Moto2 team Forward Racing has announced an unexpected split from historic Italian manufacturer MV Agusta just weeks before the start of the 2023 season.
The partnership between the two, which dates back to 2019, is coming to an end over what the team described as “economic demands” on the factory.
“After five years of partnership in the Moto2 World Championship, the cooperation between Forward and the motorcycle brand MV Agusta is coming to an end,” says a press release.
“After careful consideration, Forward Team has decided to proceed alone with the development project, the intellectual property of which belongs to the Italo-Swiss racing team.
“The economic demands of MV Agusta are too high compared to the pure use of the brand in racing.

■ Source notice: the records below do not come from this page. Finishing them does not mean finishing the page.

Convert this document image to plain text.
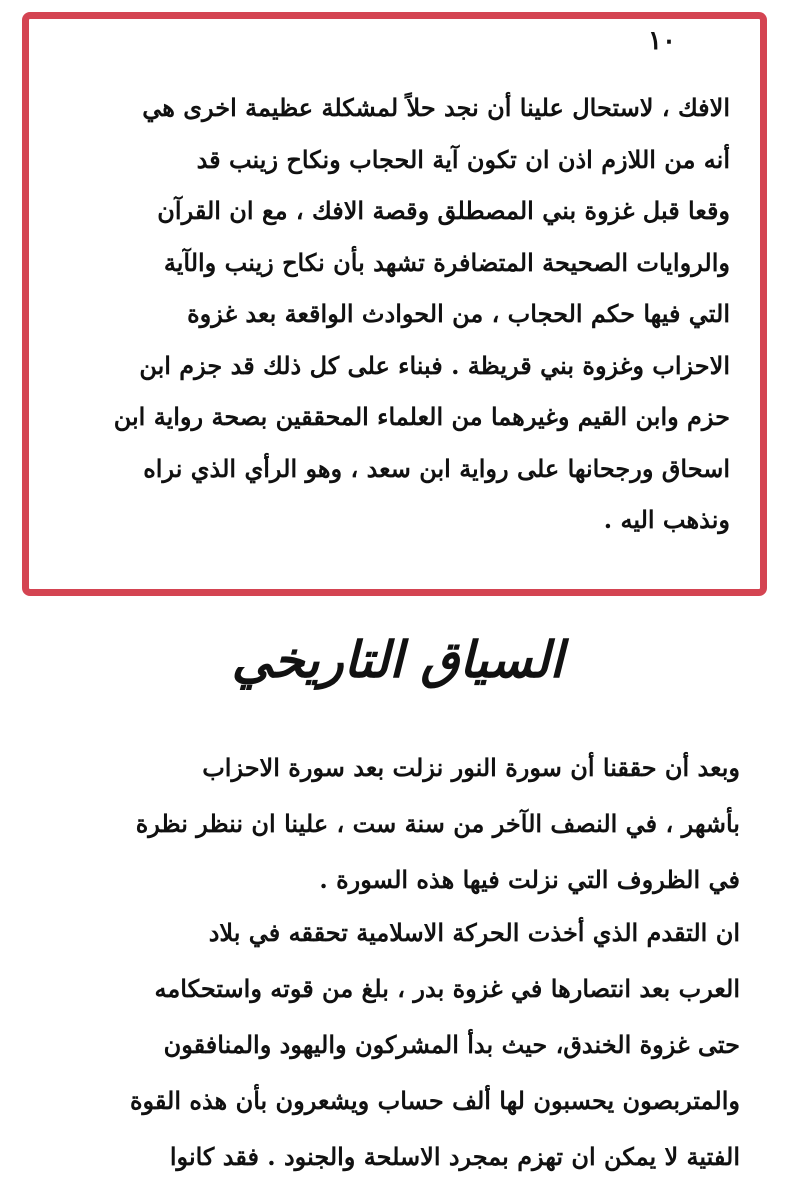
١٠
الافك ، لاستحال علينا أن نجد حلاً لمشكلة عظيمة اخرى هي
أنه من اللازم اذن ان تكون آية الحجاب ونكاح زينب قد
وقعا قبل غزوة بني المصطلق وقصة الافك ، مع ان القرآن
والروايات الصحيحة المتضافرة تشهد بأن نكاح زينب والآية
التي فيها حكم الحجاب ، من الحوادث الواقعة بعد غزوة
الاحزاب وغزوة بني قريظة . فبناء على كل ذلك قد جزم ابن
حزم وابن القيم وغيرهما من العلماء المحققين بصحة رواية ابن
اسحاق ورجحانها على رواية ابن سعد ، وهو الرأي الذي نراه
ونذهب اليه .
السياق التاريخي
وبعد أن حققنا أن سورة النور نزلت بعد سورة الاحزاب
بأشهر ، في النصف الآخر من سنة ست ، علينا ان ننظر نظرة
في الظروف التي نزلت فيها هذه السورة .
ان التقدم الذي أخذت الحركة الاسلامية تحققه في بلاد
العرب بعد انتصارها في غزوة بدر ، بلغ من قوته واستحكامه
حتى غزوة الخندق، حيث بدأ المشركون واليهود والمنافقون
والمتربصون يحسبون لها ألف حساب ويشعرون بأن هذه القوة
الفتية لا يمكن ان تهزم بمجرد الاسلحة والجنود . فقد كانوا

“Forward Team, in the voice of team owner Giovanni Cuzari, wishes MV Agusta the best. Proud to have made a few little pieces of history together with the Schiranna brand during these seasons.”
Exactly what shape this future direction will take remains to be seen as the team prepares for the start of the new season, in which Marcos Ramirez and Alex Escrig have already signed up to race.
Forward partnered with MV Agusta to work on developing their own Moto2 chassis, eschewing the series norm of buying machines from the dominant manufacturer Kalex. The two parties instead worked closely with Swiss manufacturer Suter to chart their own path – a design which, at least according to the team’s intellectual property notice, appears to remain under the control of team boss Cuzari.
It would mark something of a throwback to the past for the team, which previously had limited success during the CRT era of MotoGP with a bike that was at least partially built in-house, despite being based on the then-dominant Yamaha M1- Machine.
Forward made his MotoGP debut in 2012 on a BMW-powered CRT machine piloted by Colin Edwards and Alex de Angelis and switched to Yamaha-powered machines in 2014, with Aleix Espargaro claiming an unexpected podium at the Aragon Grand Prix.
The team has too made a lot of headlines away from the track too, with former riders and suppliers publicly complaining about payment delays, while Forward’s future was in question in the middle of the 2015 MotoGP season when boss Cuzari was arrested by Swiss authorities on corruption charges – which later fall were left.